LeetCode: 560. Subarray Sum Equals K

2026-03-12

Use prefix sums and a hash map of prefix-sum frequencies to count, in O(N) time, how many subarrays sum to k.

560. Subarray Sum Equals K

560. Subarray Sum Equals K

Summary

Given an integer array nums and an integer k, return the total number of subarrays whose sum equals k.

A subarray is a contiguous non-empty sequence of elements within an array.

Constraints:

  • 1 <= nums.length <= 2 * 10^4
  • -1000 <= nums[i] <= 1000
  • -10^7 <= k <= 10^7

Approach

Use a running prefix sum and store how many times each prefix sum has appeared.

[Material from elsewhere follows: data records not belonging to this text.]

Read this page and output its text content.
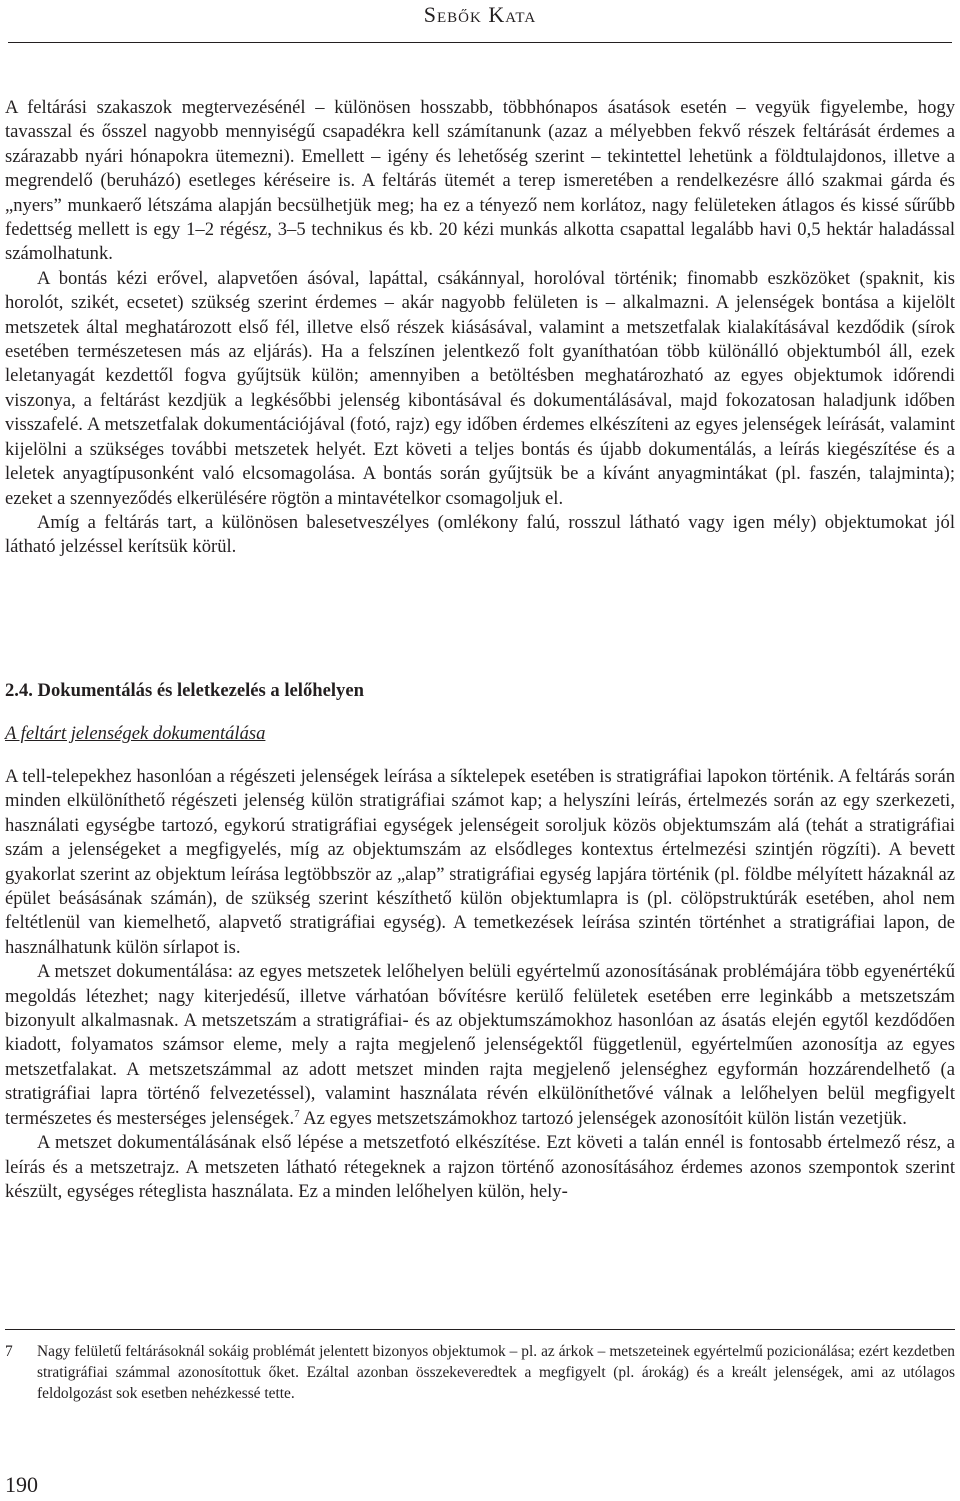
Sebők Kata

A feltárási szakaszok megtervezésénél – különösen hosszabb, többhónapos ásatások esetén – vegyük figyelembe, hogy tavasszal és ősszel nagyobb mennyiségű csapadékra kell számítanunk (azaz a mélyebben fekvő részek feltárását érdemes a szárazabb nyári hónapokra ütemezni). Emellett – igény és lehetőség szerint – tekintettel lehetünk a földtulajdonos, illetve a megrendelő (beruházó) esetleges kéréseire is. A feltárás ütemét a terep ismeretében a rendelkezésre álló szakmai gárda és „nyers” munkaerő létszáma alapján becsülhetjük meg; ha ez a tényező nem korlátoz, nagy felületeken átlagos és kissé sűrűbb fedettség mellett is egy 1–2 régész, 3–5 technikus és kb. 20 kézi munkás alkotta csapattal legalább havi 0,5 hektár haladással számolhatunk.

A bontás kézi erővel, alapvetően ásóval, lapáttal, csákánnyal, horolóval történik; finomabb eszközöket (spaknit, kis horolót, szikét, ecsetet) szükség szerint érdemes – akár nagyobb felületen is – alkalmazni. A jelenségek bontása a kijelölt metszetek által meghatározott első fél, illetve első részek kiásásával, valamint a metszetfalak kialakításával kezdődik (sírok esetében természetesen más az eljárás). Ha a felszínen jelentkező folt gyaníthatóan több különálló objektumból áll, ezek leletanyagát kezdettől fogva gyűjtsük külön; amennyiben a betöltésben meghatározható az egyes objektumok időrendi viszonya, a feltárást kezdjük a legkésőbbi jelenség kibontásával és dokumentálásával, majd fokozatosan haladjunk időben visszafelé. A metszetfalak dokumentációjával (fotó, rajz) egy időben érdemes elkészíteni az egyes jelenségek leírását, valamint kijelölni a szükséges további metszetek helyét. Ezt követi a teljes bontás és újabb dokumentálás, a leírás kiegészítése és a leletek anyagtípusonként való elcsomagolása. A bontás során gyűjtsük be a kívánt anyagmintákat (pl. faszén, talajminta); ezeket a szennyeződés elkerülésére rögtön a mintavételkor csomagoljuk el.

Amíg a feltárás tart, a különösen balesetveszélyes (omlékony falú, rosszul látható vagy igen mély) objektumokat jól látható jelzéssel kerítsük körül.

2.4. Dokumentálás és leletkezelés a lelőhelyen
A feltárt jelenségek dokumentálása

A tell-telepekhez hasonlóan a régészeti jelenségek leírása a síktelepek esetében is stratigráfiai lapokon történik. A feltárás során minden elkülöníthető régészeti jelenség külön stratigráfiai számot kap; a helyszíni leírás, értelmezés során az egy szerkezeti, használati egységbe tartozó, egykorú stratigráfiai egységek jelenségeit soroljuk közös objektumszám alá (tehát a stratigráfiai szám a jelenségeket a megfigyelés, míg az objektumszám az elsődleges kontextus értelmezési szintjén rögzíti). A bevett gyakorlat szerint az objektum leírása legtöbbször az „alap” stratigráfiai egység lapjára történik (pl. földbe mélyített házaknál az épület beásásának számán), de szükség szerint készíthető külön objektumlapra is (pl. cölöpstruktúrák esetében, ahol nem feltétlenül van kiemelhető, alapvető stratigráfiai egység). A temetkezések leírása szintén történhet a stratigráfiai lapon, de használhatunk külön sírlapot is.

A metszet dokumentálása: az egyes metszetek lelőhelyen belüli egyértelmű azonosításának problémájára több egyenértékű megoldás létezhet; nagy kiterjedésű, illetve várhatóan bővítésre kerülő felületek esetében erre leginkább a metszetszám bizonyult alkalmasnak. A metszetszám a stratigráfiai- és az objektumszámokhoz hasonlóan az ásatás elején egytől kezdődően kiadott, folyamatos számsor eleme, mely a rajta megjelenő jelenségektől függetlenül, egyértelműen azonosítja az egyes metszetfalakat. A metszetszámmal az adott metszet minden rajta megjelenő jelenséghez egyformán hozzárendelhető (a stratigráfiai lapra történő felvezetéssel), valamint használata révén elkülöníthetővé válnak a lelőhelyen belül megfigyelt természetes és mesterséges jelenségek.$^7$ Az egyes metszetszámokhoz tartozó jelenségek azonosítóit külön listán vezetjük.

A metszet dokumentálásának első lépése a metszetfotó elkészítése. Ezt követi a talán ennél is fontosabb értelmező rész, a leírás és a metszetrajz. A metszeten látható rétegeknek a rajzon történő azonosításához érdemes azonos szempontok szerint készült, egységes réteglista használata. Ez a minden lelőhelyen külön, hely-

7 Nagy felületű feltárásoknál sokáig problémát jelentett bizonyos objektumok – pl. az árkok – metszeteinek egyértelmű pozicionálása; ezért kezdetben stratigráfiai számmal azonosítottuk őket. Ezáltal azonban összekeveredtek a megfigyelt (pl. árokág) és a kreált jelenségek, ami az utólagos feldolgozást sok esetben nehézkessé tette.
190
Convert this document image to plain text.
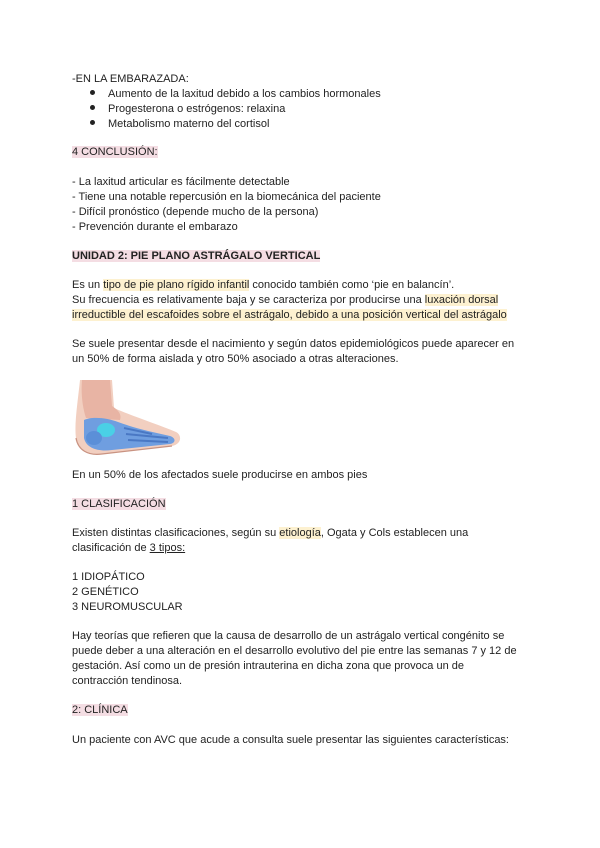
-EN LA EMBARAZADA:
Aumento de la laxitud debido a los cambios hormonales
Progesterona o estrógenos: relaxina
Metabolismo materno del cortisol
4 CONCLUSIÓN:
- La laxitud articular es fácilmente detectable
- Tiene una notable repercusión en la biomecánica del paciente
- Difícil pronóstico (depende mucho de la persona)
- Prevención durante el embarazo
UNIDAD 2: PIE PLANO ASTRÁGALO VERTICAL
Es un tipo de pie plano rígido infantil conocido también como ‘pie en balancín’.
Su frecuencia es relativamente baja y se caracteriza por producirse una luxación dorsal
irreductible del escafoides sobre el astrágalo, debido a una posición vertical del astrágalo
Se suele presentar desde el nacimiento y según datos epidemiológicos puede aparecer en
un 50% de forma aislada y otro 50% asociado a otras alteraciones.
En un 50% de los afectados suele producirse en ambos pies
1 CLASIFICACIÓN
Existen distintas clasificaciones, según su etiología, Ogata y Cols establecen una
clasificación de 3 tipos:
1 IDIOPÁTICO
2 GENÉTICO
3 NEUROMUSCULAR
Hay teorías que refieren que la causa de desarrollo de un astrágalo vertical congénito se
puede deber a una alteración en el desarrollo evolutivo del pie entre las semanas 7 y 12 de
gestación. Así como un de presión intrauterina en dicha zona que provoca un de
contracción tendinosa.
2: CLÍNICA
Un paciente con AVC que acude a consulta suele presentar las siguientes características:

If the current prefix sum is total, then any earlier prefix sum equal to total - k forms a subarray whose sum is k.

So for each position:

  1. Add the current number to total.
  2. Check how many times total - k has already appeared.
  3. Add that count to the answer.
  4. Record the new total in the map.

This works because:

  • prefix_sum[j] - prefix_sum[i] = k
  • Therefore, prefix_sum[i] = prefix_sum[j] - k

Function

Initialization:

  • mem = {0: 1}
  • total = 0
  • ans = 0

For each number n in nums:

  • total += n
  • If total - k is in mem, add mem[total - k] to ans
  • Increment mem[total]

Example 1: Input: nums = [1,1,1], k = 2 Output: 2

  1. Read 1: total = 1, total - k = -1 is not in mem. Update mem to {0: 1, 1: 1}, ans = 0
  2. Read 1: total = 2, total - k = 0 is in mem. Add 1, so ans = 1. Update mem to {0: 1, 1: 1, 2: 1}
  3. Read 1: total = 3, total - k = 1 is in mem. Add 1, so ans = 2. Update mem to {0: 1, 1: 1, 2: 1, 3: 1}

The output is 2.

Example 2: Input: nums = [1, -1, 1], k = 1 Output: 3

  1. Read 1: total = 1, total - k = 0 is in mem. Add 1, so ans = 1. Update mem to {0: 1, 1: 1}
  2. Read -1: total = 0, total - k = -1 is not in mem. Update mem to {0: 2, 1: 1}, ans = 1
  3. Read 1: total = 1, total - k = 0 is in mem twice. Add 2, so ans = 3. Update mem to {0: 2, 1: 2}

The output is 3.

Example 3: Input: nums = [1,2,3], k = 3 Output: 2

  1. Read 1: total = 1, total - k = -2 is not in mem. Update mem to {0: 1, 1: 1}, ans = 0
  2. Read 2: total = 3, total - k = 0 is in mem. Add 1, so ans = 1. Update mem to {0: 1, 1: 1, 3: 1}
  3. Read 3: total = 6, total - k = 3 is in mem. Add 1, so ans = 2. Update mem to {0: 1, 1: 1, 3: 1, 6: 1}

The output is 2.

Complexity

Time complexity: O(N), where N is the length of the array. Space complexity: O(N) for the hash map of prefix-sum counts.